Introduction
p. 9-15
Texte intégral
L’homme ne peut devenir homme que par l’éducation.
Il n’est que ce qu’elle le fait.
Emmanuel Kant
Traité de pédagogie (posthume, 1803)
1J’ai passé les vingt dernières années de ma vie dans une grande école de gestion nord-américaine, en cultivant une triple identité professionnelle centrée sur l’enseignement, la recherche et la gestion pédagogique1. J’y ai rencontré nombre de collègues pour qui enseigner et faire apprendre étaient des activités qui méritaient toute leur attention et leur créativité. À leur contact, j’ai appris à mieux décoder la gestion, à mieux accompagner les étudiants de nos écoles et à tenir compte des différentes conceptions de la formation en gestion. C’est donc avec toute ma reconnaissance et en pensant à eux, que j’ai concocté ce livre, histoire d’apporter ma pierre à l’édifice de ce domaine passionnant qu’est la formation en gestion.
2Tout observateur de la scène pédagogique en gestion peut aisément reconnaître plusieurs indices qui témoignent d’une plus grande préoccupation pour la chose pédagogique. Primo, j’ai l’impression que les écoles de gestion ont relevé leur prestation pédagogique d’un cran.
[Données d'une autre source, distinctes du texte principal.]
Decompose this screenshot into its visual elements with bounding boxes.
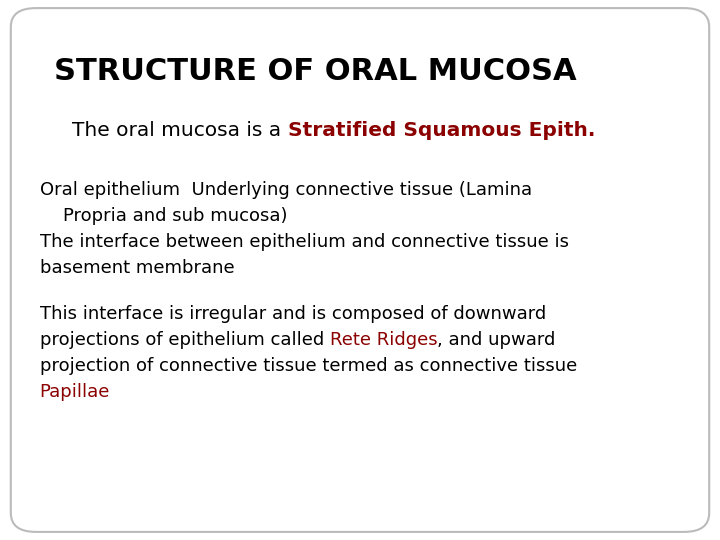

Aujourd’hui, de nombreux gestionnaires mettent en avant les innovations pédagogiques de leur institution comme autant d’avantages concurrentiels. Si auparavant, l’initiative pédagogique demeurait exclusivement dans la sphère de la classe, ces expérimentations de plus ou moins grande ampleur sont maintenant valorisées et poussées sur le plan stratégique de l’institution. Bien que l’enseignement ne soit pas toujours un critère important pour la promotion des enseignants-chercheurs, il est quand même courant de retracer l’attribution de prix d’innovations pédagogiques ou d’excellence en enseignement dans les établissements de gestion. La Conférence internationale des dirigeants des institutions d’enseignement et de recherche de gestion d’expression française (CIDEGEF) est un bel exemple de lieu de diffusion et de reconnaissance des innovations dans les domaines de la gestion.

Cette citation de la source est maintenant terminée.